* * *
Слабость стоит рядом пятую неделю.
Лежу, а душа ходит кругами.
Не могу понять, какую жилу отверзть,
чтобы снова быть пряничным и лукавым.
Я сплю, и кажется подоконник цветущим,
куда взбираются грациозные яства и явства:
хлещет бирюза из глаз майских кошек,
и соловьи, колобродя, возводят напраслину,
возводят так, будто хотят наставить
вавилонскую башню необъятных рыданий и слухов
на плечи тополя, пышного, как гитара,
под которым сидит заблудившаяся старуха;
муравьями облеплены вдоль все рамы с пристенками,
бабочки на разбитых затылках текут со стекла,
кувшин, шатающийся, как луна в окрестностях,
держит в руке подувядшую чашку цветка.
Иду к подоконнику разведать, чем можно насытиться.
Ем листья и воздух неряшливыми глотками.
Я люблю больше ветра поющую у подъезда молочницу,
вместо глаз заворожённый ее белками.
То есть утро уже, и я ненавижу свою работу,
работу жить там, где работают, чтобы прожить.

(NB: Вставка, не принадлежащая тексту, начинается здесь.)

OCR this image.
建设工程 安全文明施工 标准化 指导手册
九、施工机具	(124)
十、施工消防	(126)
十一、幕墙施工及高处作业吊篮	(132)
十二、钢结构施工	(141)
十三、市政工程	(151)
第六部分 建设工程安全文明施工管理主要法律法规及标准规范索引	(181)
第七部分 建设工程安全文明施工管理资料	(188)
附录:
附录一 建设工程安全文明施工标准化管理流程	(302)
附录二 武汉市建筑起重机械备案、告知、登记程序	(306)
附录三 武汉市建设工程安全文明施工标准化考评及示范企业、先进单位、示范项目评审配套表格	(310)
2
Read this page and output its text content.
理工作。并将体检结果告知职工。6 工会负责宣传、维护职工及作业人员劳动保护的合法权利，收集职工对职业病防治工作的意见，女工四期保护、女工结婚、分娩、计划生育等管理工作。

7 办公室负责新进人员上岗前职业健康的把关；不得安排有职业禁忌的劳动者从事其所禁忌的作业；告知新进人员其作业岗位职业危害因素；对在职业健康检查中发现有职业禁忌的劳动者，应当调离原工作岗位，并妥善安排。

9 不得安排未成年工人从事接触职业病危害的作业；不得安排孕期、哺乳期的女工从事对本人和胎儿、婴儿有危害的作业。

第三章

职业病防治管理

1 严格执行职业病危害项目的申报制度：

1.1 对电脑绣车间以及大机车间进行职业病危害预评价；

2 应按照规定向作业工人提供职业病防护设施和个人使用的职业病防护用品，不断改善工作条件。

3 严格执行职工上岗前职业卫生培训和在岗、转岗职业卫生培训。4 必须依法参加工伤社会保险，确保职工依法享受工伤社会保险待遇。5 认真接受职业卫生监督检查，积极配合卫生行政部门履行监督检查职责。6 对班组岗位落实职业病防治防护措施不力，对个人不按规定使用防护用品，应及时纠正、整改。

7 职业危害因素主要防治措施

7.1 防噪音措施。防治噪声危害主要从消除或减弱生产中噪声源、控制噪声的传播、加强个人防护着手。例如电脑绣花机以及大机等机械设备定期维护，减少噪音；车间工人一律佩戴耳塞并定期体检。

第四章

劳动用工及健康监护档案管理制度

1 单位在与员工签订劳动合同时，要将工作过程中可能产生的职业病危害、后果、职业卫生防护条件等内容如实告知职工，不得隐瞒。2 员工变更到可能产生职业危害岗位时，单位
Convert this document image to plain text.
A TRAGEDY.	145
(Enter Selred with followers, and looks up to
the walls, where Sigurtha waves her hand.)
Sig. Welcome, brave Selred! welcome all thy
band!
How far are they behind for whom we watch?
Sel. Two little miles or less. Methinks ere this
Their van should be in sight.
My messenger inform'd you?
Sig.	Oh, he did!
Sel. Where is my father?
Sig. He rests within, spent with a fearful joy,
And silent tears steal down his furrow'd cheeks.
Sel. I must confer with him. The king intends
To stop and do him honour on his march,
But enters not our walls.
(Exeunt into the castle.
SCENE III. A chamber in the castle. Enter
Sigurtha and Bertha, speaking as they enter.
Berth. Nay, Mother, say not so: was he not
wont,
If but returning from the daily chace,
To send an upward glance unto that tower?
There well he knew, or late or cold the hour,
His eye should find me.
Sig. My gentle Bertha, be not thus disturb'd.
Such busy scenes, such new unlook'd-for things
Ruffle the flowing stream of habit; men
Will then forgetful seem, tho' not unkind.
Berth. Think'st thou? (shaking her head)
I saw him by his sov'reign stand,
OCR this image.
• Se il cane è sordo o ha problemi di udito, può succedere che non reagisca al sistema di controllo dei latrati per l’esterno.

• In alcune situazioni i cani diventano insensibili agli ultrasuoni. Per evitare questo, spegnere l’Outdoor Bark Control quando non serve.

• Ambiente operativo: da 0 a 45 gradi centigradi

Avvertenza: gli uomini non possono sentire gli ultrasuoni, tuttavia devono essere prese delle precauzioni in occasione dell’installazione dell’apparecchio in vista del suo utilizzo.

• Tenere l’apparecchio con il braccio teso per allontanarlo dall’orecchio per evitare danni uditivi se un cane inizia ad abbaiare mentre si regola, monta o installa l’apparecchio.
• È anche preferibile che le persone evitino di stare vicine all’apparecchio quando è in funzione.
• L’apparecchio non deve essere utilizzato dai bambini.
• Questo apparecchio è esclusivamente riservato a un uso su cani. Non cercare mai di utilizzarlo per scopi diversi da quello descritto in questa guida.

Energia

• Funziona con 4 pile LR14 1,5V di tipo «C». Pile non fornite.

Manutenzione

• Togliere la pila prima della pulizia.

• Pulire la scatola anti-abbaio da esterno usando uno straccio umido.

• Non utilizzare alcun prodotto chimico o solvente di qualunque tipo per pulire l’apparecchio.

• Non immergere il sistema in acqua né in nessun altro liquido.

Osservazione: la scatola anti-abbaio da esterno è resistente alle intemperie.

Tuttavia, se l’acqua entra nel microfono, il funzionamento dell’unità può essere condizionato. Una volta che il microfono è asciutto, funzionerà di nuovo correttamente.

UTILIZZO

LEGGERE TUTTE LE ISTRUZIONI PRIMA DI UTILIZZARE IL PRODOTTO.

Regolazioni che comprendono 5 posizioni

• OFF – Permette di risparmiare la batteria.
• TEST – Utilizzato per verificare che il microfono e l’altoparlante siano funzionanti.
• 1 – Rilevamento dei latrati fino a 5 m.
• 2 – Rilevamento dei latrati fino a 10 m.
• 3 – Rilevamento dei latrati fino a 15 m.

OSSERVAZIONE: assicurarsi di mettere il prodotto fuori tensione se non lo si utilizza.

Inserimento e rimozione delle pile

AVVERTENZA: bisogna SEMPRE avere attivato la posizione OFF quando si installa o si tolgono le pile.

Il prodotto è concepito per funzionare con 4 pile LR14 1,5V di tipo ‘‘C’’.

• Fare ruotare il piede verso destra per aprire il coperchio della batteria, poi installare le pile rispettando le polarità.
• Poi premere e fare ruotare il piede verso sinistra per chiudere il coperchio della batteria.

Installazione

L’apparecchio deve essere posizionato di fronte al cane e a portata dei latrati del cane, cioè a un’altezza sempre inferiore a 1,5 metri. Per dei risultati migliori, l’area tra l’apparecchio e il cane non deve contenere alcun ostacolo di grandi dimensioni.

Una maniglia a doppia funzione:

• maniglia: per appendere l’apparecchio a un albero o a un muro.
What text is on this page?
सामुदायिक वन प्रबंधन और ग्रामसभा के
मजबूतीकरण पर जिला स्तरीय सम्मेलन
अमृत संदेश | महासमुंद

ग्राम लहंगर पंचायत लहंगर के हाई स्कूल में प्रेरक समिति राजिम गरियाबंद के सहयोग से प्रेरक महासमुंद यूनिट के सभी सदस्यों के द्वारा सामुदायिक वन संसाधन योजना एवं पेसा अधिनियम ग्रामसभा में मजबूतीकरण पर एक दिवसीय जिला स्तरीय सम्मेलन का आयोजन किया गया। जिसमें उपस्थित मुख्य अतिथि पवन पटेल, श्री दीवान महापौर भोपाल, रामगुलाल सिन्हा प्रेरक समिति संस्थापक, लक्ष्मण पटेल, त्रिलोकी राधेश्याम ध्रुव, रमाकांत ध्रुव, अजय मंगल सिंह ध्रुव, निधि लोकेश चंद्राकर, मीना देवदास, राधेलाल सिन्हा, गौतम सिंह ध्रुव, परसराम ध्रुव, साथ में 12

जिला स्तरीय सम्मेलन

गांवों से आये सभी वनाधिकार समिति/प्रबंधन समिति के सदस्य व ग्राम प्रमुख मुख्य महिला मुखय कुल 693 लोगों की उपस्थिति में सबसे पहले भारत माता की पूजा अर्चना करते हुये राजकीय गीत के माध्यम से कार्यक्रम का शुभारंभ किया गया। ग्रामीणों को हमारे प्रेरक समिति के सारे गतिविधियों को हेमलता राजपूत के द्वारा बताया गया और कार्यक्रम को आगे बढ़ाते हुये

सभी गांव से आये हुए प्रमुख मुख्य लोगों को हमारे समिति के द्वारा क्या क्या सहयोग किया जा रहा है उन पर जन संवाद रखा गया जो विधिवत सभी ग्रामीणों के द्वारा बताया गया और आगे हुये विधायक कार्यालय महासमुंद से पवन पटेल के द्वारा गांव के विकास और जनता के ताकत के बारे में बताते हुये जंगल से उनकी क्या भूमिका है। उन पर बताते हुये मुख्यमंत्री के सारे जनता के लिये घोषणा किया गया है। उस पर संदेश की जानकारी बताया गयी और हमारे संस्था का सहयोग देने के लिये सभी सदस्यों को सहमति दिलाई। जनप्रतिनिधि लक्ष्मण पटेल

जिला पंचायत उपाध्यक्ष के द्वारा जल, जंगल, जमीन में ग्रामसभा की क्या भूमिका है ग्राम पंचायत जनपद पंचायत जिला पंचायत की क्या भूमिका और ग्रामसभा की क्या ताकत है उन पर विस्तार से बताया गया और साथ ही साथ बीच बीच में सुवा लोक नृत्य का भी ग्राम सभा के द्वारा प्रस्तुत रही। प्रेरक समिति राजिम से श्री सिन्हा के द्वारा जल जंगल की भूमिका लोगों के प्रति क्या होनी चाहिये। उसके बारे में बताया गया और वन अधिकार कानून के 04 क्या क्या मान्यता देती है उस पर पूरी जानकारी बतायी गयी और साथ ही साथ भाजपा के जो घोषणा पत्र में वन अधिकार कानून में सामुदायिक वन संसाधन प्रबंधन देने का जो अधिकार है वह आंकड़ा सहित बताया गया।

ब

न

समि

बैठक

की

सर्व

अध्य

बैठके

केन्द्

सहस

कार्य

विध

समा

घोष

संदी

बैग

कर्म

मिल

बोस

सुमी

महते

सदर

А кругом хорошо, и старухе тепло было ночью.
Скоро дворник придет и поможет ее зарыть.
Вот и лето пришло, когда надивиться нет силы.
Вот и тело сумело душу пустить восвояси.
Бросьте в воду скорей, чтоб не черви меня — а карасики...
Ведь пора умирать, когда жизнь, наконец, настоялася.